W piątkowe popołudnie Warszawa utonęła w strugach deszczu. Po nocnych burzach nad Częstochową, Katowicami i Zgorzelcem przyszła kolej na stolicę. Burzowo było także w Radomiu - informowali nas internauci na Kontakt TVN24.
- Otwieram okno, a tam grad wielkości ziarna grochu i wyjący alarm w samochodach, o które się obijał - napisał do nas internauta Krzysiek, mieszkający na warszawskim Żoliborzu. W deszczu utonął także Mokotów. Nie lepiej było na Woli, z której zdjęcia przesłał do nas Andrzej.
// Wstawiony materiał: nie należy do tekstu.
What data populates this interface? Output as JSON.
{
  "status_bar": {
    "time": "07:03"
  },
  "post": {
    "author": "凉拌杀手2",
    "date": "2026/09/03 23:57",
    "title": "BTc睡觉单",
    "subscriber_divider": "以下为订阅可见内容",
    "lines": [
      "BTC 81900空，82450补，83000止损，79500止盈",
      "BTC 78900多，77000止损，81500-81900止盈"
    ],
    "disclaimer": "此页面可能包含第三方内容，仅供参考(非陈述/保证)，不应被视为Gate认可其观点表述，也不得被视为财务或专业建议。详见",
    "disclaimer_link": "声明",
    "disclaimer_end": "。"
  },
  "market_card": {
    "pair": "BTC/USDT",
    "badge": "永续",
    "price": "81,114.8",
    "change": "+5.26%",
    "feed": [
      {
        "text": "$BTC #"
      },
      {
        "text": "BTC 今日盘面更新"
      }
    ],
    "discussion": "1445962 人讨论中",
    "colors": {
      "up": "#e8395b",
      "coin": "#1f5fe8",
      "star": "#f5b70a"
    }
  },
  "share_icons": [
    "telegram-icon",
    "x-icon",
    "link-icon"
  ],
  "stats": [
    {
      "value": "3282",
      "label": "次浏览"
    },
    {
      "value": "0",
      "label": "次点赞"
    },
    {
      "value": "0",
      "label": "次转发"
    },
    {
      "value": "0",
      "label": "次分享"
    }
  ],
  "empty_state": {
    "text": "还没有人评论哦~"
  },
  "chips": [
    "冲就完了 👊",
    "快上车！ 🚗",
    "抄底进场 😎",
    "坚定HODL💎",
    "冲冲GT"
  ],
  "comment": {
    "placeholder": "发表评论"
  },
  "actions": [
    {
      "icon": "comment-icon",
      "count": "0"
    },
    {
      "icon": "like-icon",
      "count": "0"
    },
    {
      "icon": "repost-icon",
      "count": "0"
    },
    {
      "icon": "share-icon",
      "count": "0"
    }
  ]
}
Ulewa przeszła także nad Radomiem. - Trwała może 15 minut, ale miasto zostało sparaliżowane - poinformował nas Adrian.
Meteorolodzy ostrzegają, że lokalne burze będą nam towarzyszyć przez cały weekend. W czasie opadów będzie także wiał bardzo silny wiatr.
A tak było wczoraj...
Oberwanie chmury w południowej Polsce dało się we znaki mieszkańcom Częstochowy. Tam woda zalała kilka piwnic. Zapaliło się też jedno z poddaszy w domu mieszkalnym.
W czwartek woj. dolnośląskim i opolskim pogoda nie przypominała letniej sielanki. Widowiskowym burzom towarzyszyły obfite deszcze i silny wiatr, a poranek nie przyniósł uspokojenia. Na szczęście w nocy nie spadł grad.